For Fedora you will want to do something like

[tyson@tux ~]$ sudo dnf install rstudio-desktop

which installs the system R and the system RStudio. Unfortunately Fedora doesn’t currently package the top-level R tidyverse package, so you have to get R to build and install it

[tyson@tux ~]$ R -e "install.packages('tidyverse',repos='https://utstat.toronto.edu/cran/')"

or be satisifed with a system installation of each of the components (this just means you will have to import each components separtely instead of altogether with one library(tidyverse) command in R)

[tyson@tux ~]$ sudo dnf install R-ggplot2 R-tibble R-tidyr R-readr R-purrr R-dplyr R-stringr R-forcats

Graham VDI

If you want, you can also use R and RStudio remotely on graham’s virtual desktop interface (VDI) machines. This is especially useful when analyzing data that is already on/being generated on the graham cluster. To access these machines, you need to install and setup the TigerVNC client on your computer as documented on our VNC page on our Compute Canada documentation wiki. A sort summary is that you install the TigerVNC viewer as appropriate for your machine

start it up, enter gra-vdi.computecanada.ca, and pick press the Connect button (if you get a certificate verification error, see the website for directions on setting up your certificate paths to fix this).

Connecting to gra-vdi.computecanada.ca with TigerVNC.

Once logged in with your Compute Canada username and password, you can get a terminal by click the black screen icon on the bar at the top of the screen. From the terminal you will have access to all your files and the same software stack as on graham (note that the CcEnv and StdEnv modules are not loaded by default as on graham).

An easy way to setup R and RStudio environments on gra-vdi is to use the Nix software building and composition system.

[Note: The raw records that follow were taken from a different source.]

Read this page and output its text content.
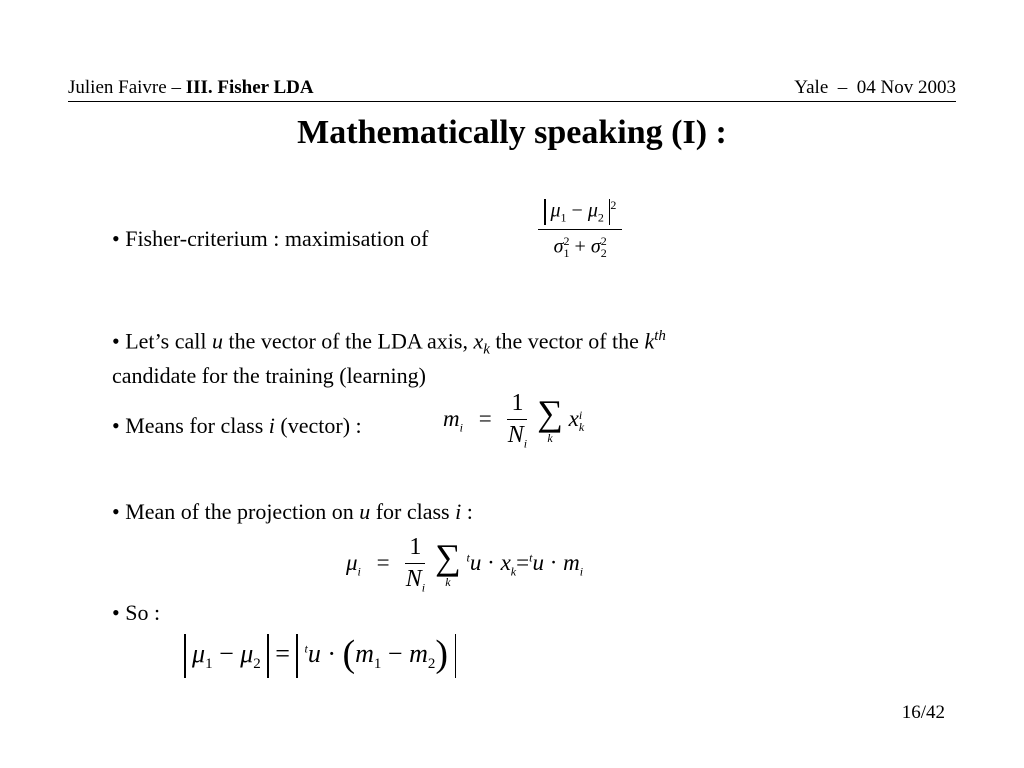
Julien Faivre – III. Fisher LDA	Yale – 04 Nov 2003
Mathematically speaking (I) :
• Fisher-criterium : maximisation of	$\frac{\mu_1 - \mu_2 ^2}{\sigma^2_1 + \sigma^2_2}$
• Let’s call u the vector of the LDA axis, $x_k$ the vector of the $k^{th}$
candidate for the training (learning)
• Means for class i (vector) :	$m_i = \frac{1}{N_i}$
∑
k
x i
k
• Mean of the projection on u for class i :
$\mu_i = \frac{1}{N_i}$
∑
k
$^tu \cdot x_k=^tu \cdot m_i$
• So :
$\mu_1 - \mu_2 = ^tu \cdot (m_1 - m_2)$
16/42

Following the R section of the Using Nix page on our Compute Canada docuumentation wiki, we create an RStudio.nix file in our project directory with a list of the R packages we want to use (this command does not create the file, it just shows its contents, use an editor like nano to create it).

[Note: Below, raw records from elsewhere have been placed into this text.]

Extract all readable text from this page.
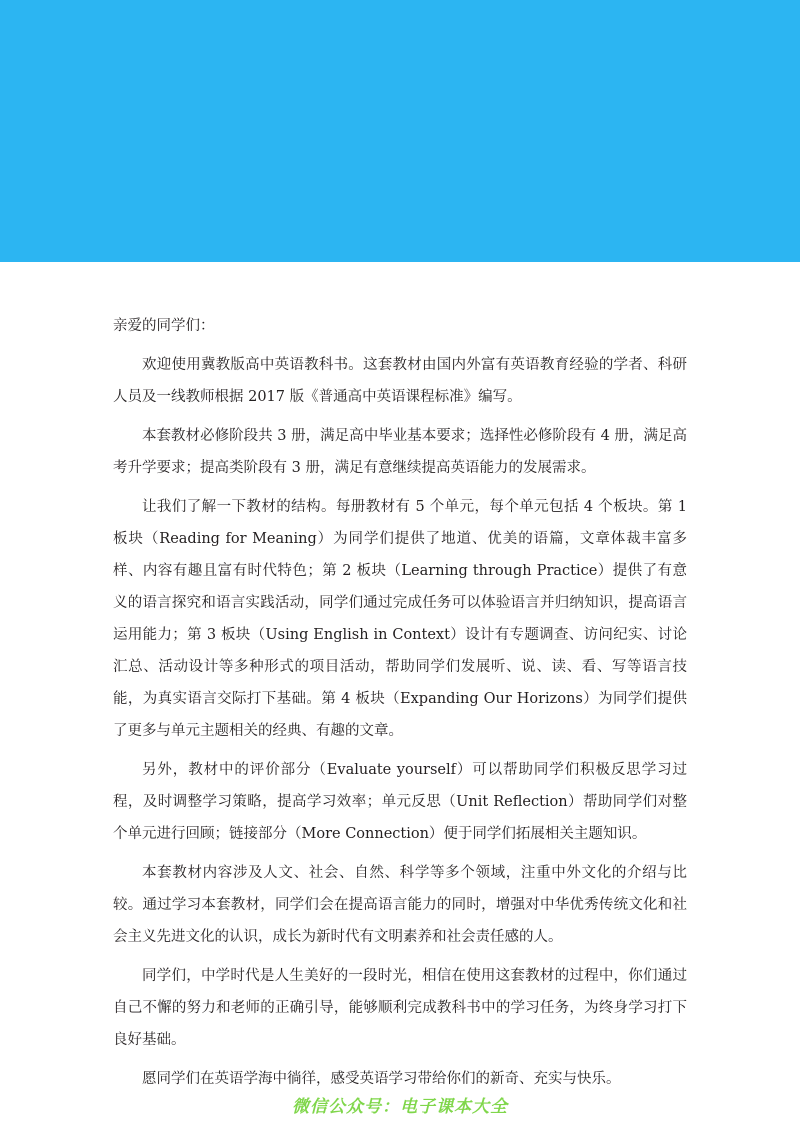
亲爱的同学们：

欢迎使用冀教版高中英语教科书。这套教材由国内外富有英语教育经验的学者、科研人员及一线教师根据 2017 版《普通高中英语课程标准》编写。

本套教材必修阶段共 3 册，满足高中毕业基本要求；选择性必修阶段有 4 册，满足高考升学要求；提高类阶段有 3 册，满足有意继续提高英语能力的发展需求。

让我们了解一下教材的结构。每册教材有 5 个单元，每个单元包括 4 个板块。第 1 板块（Reading for Meaning）为同学们提供了地道、优美的语篇，文章体裁丰富多样、内容有趣且富有时代特色；第 2 板块（Learning through Practice）提供了有意义的语言探究和语言实践活动，同学们通过完成任务可以体验语言并归纳知识，提高语言运用能力；第 3 板块（Using English in Context）设计有专题调查、访问纪实、讨论汇总、活动设计等多种形式的项目活动，帮助同学们发展听、说、读、看、写等语言技能，为真实语言交际打下基础。第 4 板块（Expanding Our Horizons）为同学们提供了更多与单元主题相关的经典、有趣的文章。

另外，教材中的评价部分（Evaluate yourself）可以帮助同学们积极反思学习过程，及时调整学习策略，提高学习效率；单元反思（Unit Reflection）帮助同学们对整个单元进行回顾；链接部分（More Connection）便于同学们拓展相关主题知识。

本套教材内容涉及人文、社会、自然、科学等多个领域，注重中外文化的介绍与比较。通过学习本套教材，同学们会在提高语言能力的同时，增强对中华优秀传统文化和社会主义先进文化的认识，成长为新时代有文明素养和社会责任感的人。

同学们，中学时代是人生美好的一段时光，相信在使用这套教材的过程中，你们通过自己不懈的努力和老师的正确引导，能够顺利完成教科书中的学习任务，为终身学习打下良好基础。

愿同学们在英语学海中徜徉，感受英语学习带给你们的新奇、充实与快乐。

微信公众号：电子课本大全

[tyson@gra-vdi3 ~]$ cat RStudio.nix
with import <nixpkgs> { };
rstudioWrapper.override {
  packages = with rPackages; [
    tidyverse
  ];
}

Then we load the nix module and run the nix run command on the file. This nests a new shell session in our existing one (type exit to end it) with the PATH environment variable expanded to include the rstudio wrapper, which enables us to directly launch RStudio.

[tyson@gra-vdi3 ~]$ module load nix
[tyson@gra-vdi3 ~]$ nix run -f RStudio.nix
[tyson@gra-vdi3 ~]$ rstudio

Running RStudio on gra-vdi.computecanada.ca.

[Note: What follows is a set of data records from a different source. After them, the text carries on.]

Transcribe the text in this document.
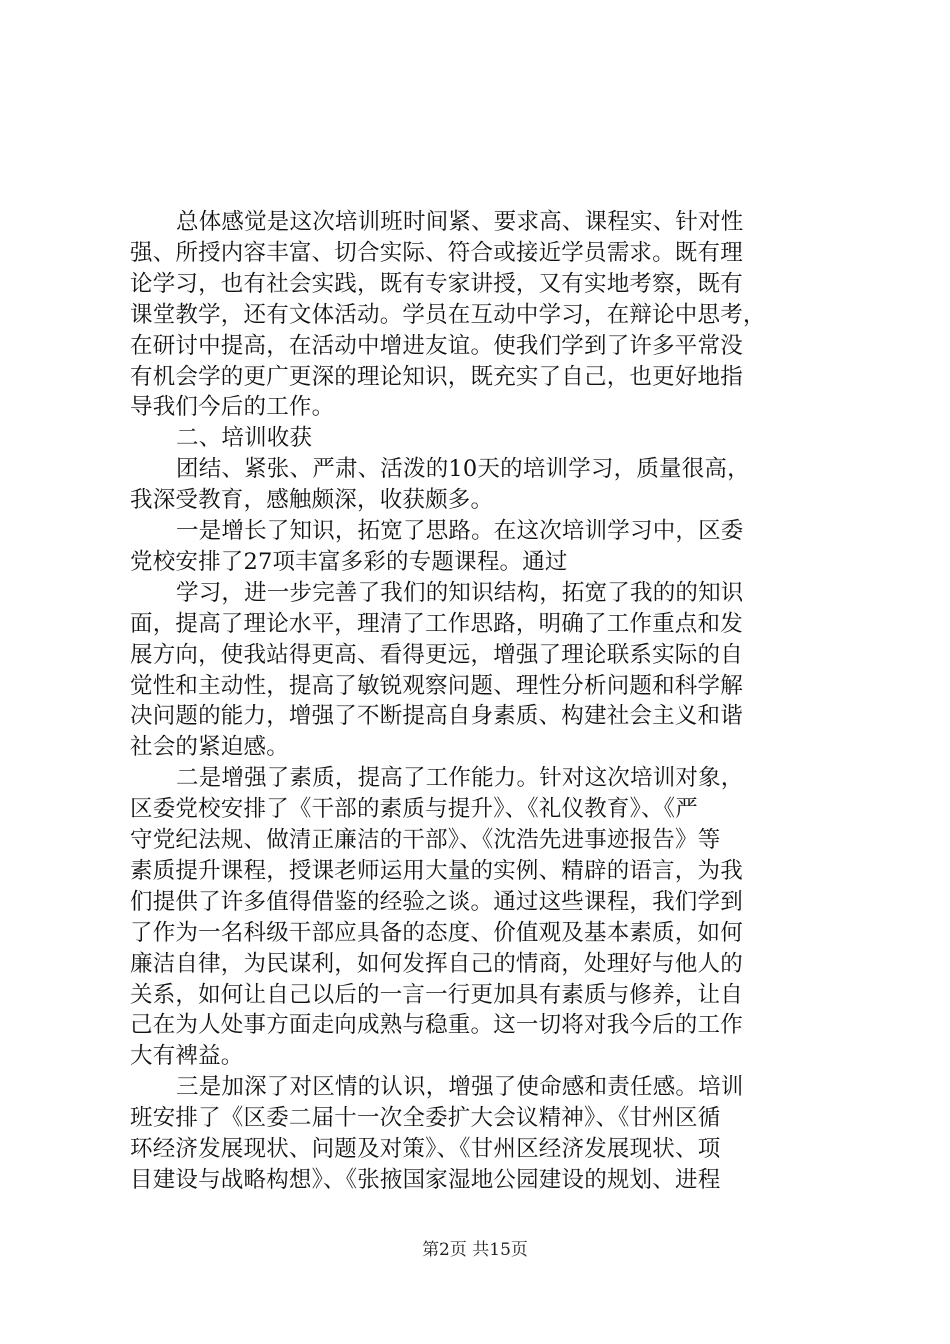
总体感觉是这次培训班时间紧、要求高、课程实、针对性
强、所授内容丰富、切合实际、符合或接近学员需求。既有理
论学习，也有社会实践，既有专家讲授，又有实地考察，既有
课堂教学，还有文体活动。学员在互动中学习，在辩论中思考，
在研讨中提高，在活动中增进友谊。使我们学到了许多平常没
有机会学的更广更深的理论知识，既充实了自己，也更好地指
导我们今后的工作。
二、培训收获
团结、紧张、严肃、活泼的10天的培训学习，质量很高，
我深受教育，感触颇深，收获颇多。
一是增长了知识，拓宽了思路。在这次培训学习中，区委
党校安排了27项丰富多彩的专题课程。通过
学习，进一步完善了我们的知识结构，拓宽了我的的知识
面，提高了理论水平，理清了工作思路，明确了工作重点和发
展方向，使我站得更高、看得更远，增强了理论联系实际的自
觉性和主动性，提高了敏锐观察问题、理性分析问题和科学解
决问题的能力，增强了不断提高自身素质、构建社会主义和谐
社会的紧迫感。
二是增强了素质，提高了工作能力。针对这次培训对象，
区委党校安排了《干部的素质与提升》、《礼仪教育》、《严
守党纪法规、做清正廉洁的干部》、《沈浩先进事迹报告》等
素质提升课程，授课老师运用大量的实例、精辟的语言，为我
们提供了许多值得借鉴的经验之谈。通过这些课程，我们学到
了作为一名科级干部应具备的态度、价值观及基本素质，如何
廉洁自律，为民谋利，如何发挥自己的情商，处理好与他人的
关系，如何让自己以后的一言一行更加具有素质与修养，让自
己在为人处事方面走向成熟与稳重。这一切将对我今后的工作
大有裨益。
三是加深了对区情的认识，增强了使命感和责任感。培训
班安排了《区委二届十一次全委扩大会议精神》、《甘州区循
环经济发展现状、问题及对策》、《甘州区经济发展现状、项
目建设与战略构想》、《张掖国家湿地公园建设的规划、进程
第2页 共15页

Nix packages most R packages, and, for the same reasons as discussed above, these should be preferred over manually installing and building packages with the R install.packages command. To change the package set, update the packages = with rPackages; [ ... ] lines in the RStudio.nix file, exit the existing nix run session, start a new one with the new package set, and restart RStudio

[tyson@gra-vdi3 ~]$ nano RStudio.nix
[tyson@gra-vdi3 ~]$ exit
[tyson@gra-vdi3 ~]$ nix run -f RStudio.nix
[tyson@gra-vdi3 ~]$ rstudio

As detailed on the Using Nix page, the nix run command only builds gives a temporary environment guarnateed to last for a day. For longer term environments, use the nix build or the nix-env commands as also documented on the Using Nix page. The former gives a per-project solution by creating a direct link in your project directory to the R/RStudio wrappers. The later gives a per-user solution by adding it to your path anytime the Nix module is loaded.

Website

The tidyverse website tidyverse.org contains documentation, examples, and quick reference cards for each of the tidyverse packages. You are highly encouraged to reference it, especially the quick reference cards, but be aware that the front page does not show the forcats and stringr package links on limited screen widths, and the packages menu item has to be used to get to these.